Why expand Medicaid? Let us count the reasons
The Kansas City Star
Missouri and Kansas lawmakers are hard at work on their budgets, and so far neither legislature has factored in an expansion of their states’ Medicaid programs, which would be financed next year by the federal government.
There is still hope. Missouri Republicans are working on an idea to use the federal money to purchase private insurance for low-income citizens, though some of what they’re proposing may not pass federal muster. Kansas Gov. Sam Brownback continues to leave the door open, if only by a crack.
Time is running short, however. And the states and citizens will lose so much if leaders allow their abhorrence of “Obamacare” to overrule good sense.
Here is some of what is hanging in the balance:
- Health care for nearly 300,000 persons in Missouri and more than 150,000 in Kansas
The two states have among the lowest Medicaid eligibility limits in the nation, and childless adults are shut out altogether. Expanding Medicaid to 133 percent of the federal poverty level — as called for in the Affordable Care Act but made optional by a U.S. Supreme Court decision — would enable hundreds of thousands of people to see a doctor when they are ill instead of waiting and eventually turning up in a hospital emergency room.
- Financial security for hospitals
Currently the federal government compensates hospitals for serving uninsured patients. Under the new health reform law, those payments are being phased out, and Medicare payments are also being cut. The Missouri Hospital Association estimates hospitals in the state will experience $4.2 billion in cuts between now and 2020. A Medicaid expansion would make up for much of that.
Otherwise, hospitals would likely recoup some of the estimated $3.5 billion cost of uncompensated care by increasing commercial premiums. That would amount to a hidden health care tax on employers and individual policy holders. Even with that, hospitals would have to cut services and lay off staff. Small rural hospitals would take the hardest hit.
- Jobs, jobs, jobs
The Affordable Care Act calls for the federal government to pay the full cost of a state’s Medicaid expansion the first three years, and never less than 90 percent after that.
Credible studies show that a full Medicaid expansion would bring $8.2 billion in federal dollars to Missouri by 2020, creating 22,000 sustainable jobs over seven years. Researchers estimate Kansas would receive more than $3 billion and benefit from more than 4,000 new jobs.
Federal money would help expand both states’ health care networks, creating jobs for doctors, nurses, front-office workers and technicians. The economic activity would be expected to generate $856 million in state and local taxes in Missouri and $112.5 million in Kansas.
- Care for the mentally ill
Mentally ill persons make up a large share of the population that would benefit from a Medicaid expansion.
In Missouri, it’s estimated at about one-sixth. A Medicaid expansion would enable cash-strapped states to cease their feeble attempts to treat the uninsured mentally ill with money from their general funds, and use insurance to do a much better job.

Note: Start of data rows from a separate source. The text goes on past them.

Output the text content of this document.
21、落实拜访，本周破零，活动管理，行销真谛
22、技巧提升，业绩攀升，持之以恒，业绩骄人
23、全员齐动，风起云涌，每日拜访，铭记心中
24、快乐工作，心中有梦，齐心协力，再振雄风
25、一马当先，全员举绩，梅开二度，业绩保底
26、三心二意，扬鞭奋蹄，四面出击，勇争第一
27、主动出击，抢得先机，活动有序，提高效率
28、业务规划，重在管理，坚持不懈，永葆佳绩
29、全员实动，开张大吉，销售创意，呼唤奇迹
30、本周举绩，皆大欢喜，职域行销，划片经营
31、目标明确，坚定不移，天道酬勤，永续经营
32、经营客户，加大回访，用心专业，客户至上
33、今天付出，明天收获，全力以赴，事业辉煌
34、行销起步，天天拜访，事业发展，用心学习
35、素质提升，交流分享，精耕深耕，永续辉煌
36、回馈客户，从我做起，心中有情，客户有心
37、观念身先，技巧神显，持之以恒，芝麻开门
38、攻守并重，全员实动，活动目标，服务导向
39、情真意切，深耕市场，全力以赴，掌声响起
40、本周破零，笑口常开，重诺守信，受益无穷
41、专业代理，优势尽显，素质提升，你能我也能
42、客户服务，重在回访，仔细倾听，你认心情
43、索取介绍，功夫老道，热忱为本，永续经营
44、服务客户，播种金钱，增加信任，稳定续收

People could get help sooner and receive treatment on a more continuous basis. They would be seen less frequently in hospital emergency rooms and jails.
On the flip side, states that don’t expand Medicaid can expect to see hospitals cut back on their numbers of psychiatric beds, because of the high rate of uninsured patients in the mentally ill population.
The recent debate on gun safety has prompted many politicians to call for better care of the mentally ill. This is their chance. Expanding Medicaid would greatly help the mentally ill. Denying them insurance would make an already terrible situation ever worse.